Refuser de lutter contre la plus grande menace de notre histoire revient à sponsoriser volontairement une nébuleuse de groupes armés et une violence d’une ampleur totalement inédite

Dans sa « lettre au peuple américain » en 2002, Oussama Ben Laden exposait les raisons des attaques du 11 septembre 2001.

Présence de bases militaires américaines en Arabie saoudite, sévères sanctions contre le peuple irakien, et occupation illégale de la terre palestinienne par Israël : autant de problèmes qui ont fait les gros titres. En revanche, les médias ont généralement fait l’impasse sur la surprenante critique de la politique environnementale américaine formulée par le chef d’al-Qaïda.

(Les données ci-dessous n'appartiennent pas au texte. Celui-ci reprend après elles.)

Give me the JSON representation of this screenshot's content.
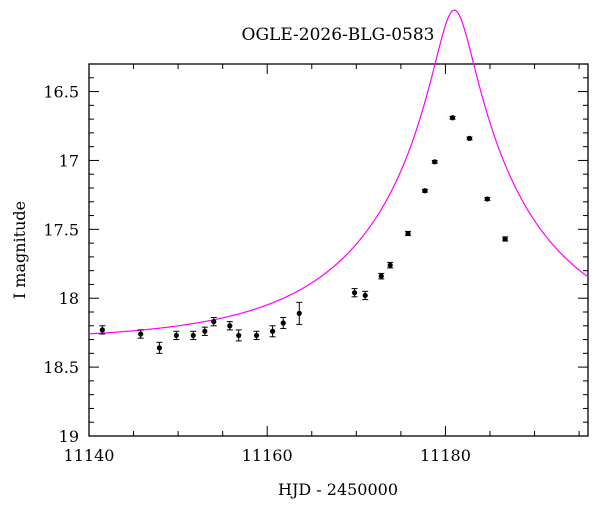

Si Trump tient sa promesse de ne pas réduire les émissions de carbone aux États-Unis, la situation risque bientôt d’empirer. De devenir vraiment plus dramatique. Et plus dramatique signifie plus violente. Partout

« Plus qu’aucune autre nation dans l'histoire, vous avez détruit la nature avec vos déchets et vos gaz industriels. Or, vous refusez de signer l’accord de Kyoto pour protéger les profits de vos industries et multinationales cupides », écrivait Ben Laden.

Ai-je bien lu ? Le salafiste-djihadiste Ben Laden serait-il également écologiste ? Apparemment, oui.

Il a ajouté : « La vie de toute l’humanité est en péril à cause du réchauffement global, dû en grande partie aux émissions des usines des grandes entreprises. Néanmoins, les représentants à la Maison Blanche de ces multinationales s’obstinent à ne pas observer l’accord de Kyoto, malgré les conséquences : la mort et le déplacement des millions des gens ».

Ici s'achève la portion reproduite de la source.